What I would like to add as a personal message to the readers, is if anyone has any information that may help us in our effort to locate James, please contact the Vegreville RCMP Detachment, myself at firstname.lastname@example.org, or leave an ANONYMOUS tip on our website. Any and all information is relevant, and even though you may think it isn’t, it may be the missing piece of this puzzle. James is loved and missed very much by his family, and we are doing everything we can to bring him home.”
Oliver said they are currently investigating five cases. The cases are listed in chronological order from most recent: Jordan Nahachick, reported missing December 12, 2018 from Peace River, AB. James Candy, reported missing August 7, 2017 from Minburn County. Dylan Koshman, reported missing October 11, 2008 from Edmonton, AB. Daniel Gualton, reported missing November 26, 1997 from the Grand Prairie area, AB. William Kwiatek, reported missing in July, 1988 from the Calgary area.

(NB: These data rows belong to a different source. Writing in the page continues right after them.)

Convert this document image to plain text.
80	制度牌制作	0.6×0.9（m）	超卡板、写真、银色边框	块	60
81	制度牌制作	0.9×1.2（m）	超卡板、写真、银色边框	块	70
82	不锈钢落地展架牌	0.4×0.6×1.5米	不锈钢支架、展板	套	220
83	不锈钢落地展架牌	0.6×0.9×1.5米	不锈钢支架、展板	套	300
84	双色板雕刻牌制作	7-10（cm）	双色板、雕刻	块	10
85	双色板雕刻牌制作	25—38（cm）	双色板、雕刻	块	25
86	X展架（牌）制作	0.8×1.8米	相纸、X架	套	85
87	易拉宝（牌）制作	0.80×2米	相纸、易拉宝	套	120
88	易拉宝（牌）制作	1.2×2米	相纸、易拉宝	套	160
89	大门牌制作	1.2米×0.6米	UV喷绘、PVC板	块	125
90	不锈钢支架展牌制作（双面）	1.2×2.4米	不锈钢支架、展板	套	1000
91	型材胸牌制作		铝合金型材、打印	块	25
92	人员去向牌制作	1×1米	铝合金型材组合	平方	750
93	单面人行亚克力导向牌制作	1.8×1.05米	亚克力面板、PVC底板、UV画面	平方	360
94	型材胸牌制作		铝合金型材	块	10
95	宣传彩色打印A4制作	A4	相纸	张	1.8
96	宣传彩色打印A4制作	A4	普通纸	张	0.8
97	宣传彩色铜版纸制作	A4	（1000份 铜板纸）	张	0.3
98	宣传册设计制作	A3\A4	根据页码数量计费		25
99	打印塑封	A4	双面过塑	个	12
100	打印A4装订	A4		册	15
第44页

Detailed information on each of these people can be found on our website. None of these cases have been solved to date, however there have been cases solved in Ontario by Please Bring me Home.
“Our mandate is to help locate missing persons in Canada. We are a diverse group of specialized and professional volunteers who for a variety of reasons have chosen to work with this organization. We aim to help the families of the missing by conducting investigations that will hopefully lead to the whereabouts of the missing or lead to the circumstances of their disappearance. We do not conduct formal criminal investigations, if and when any of our findings indicate criminal activity we immediately hand the information over to the respective Law Enforcement Agency or Detective associated with the case.”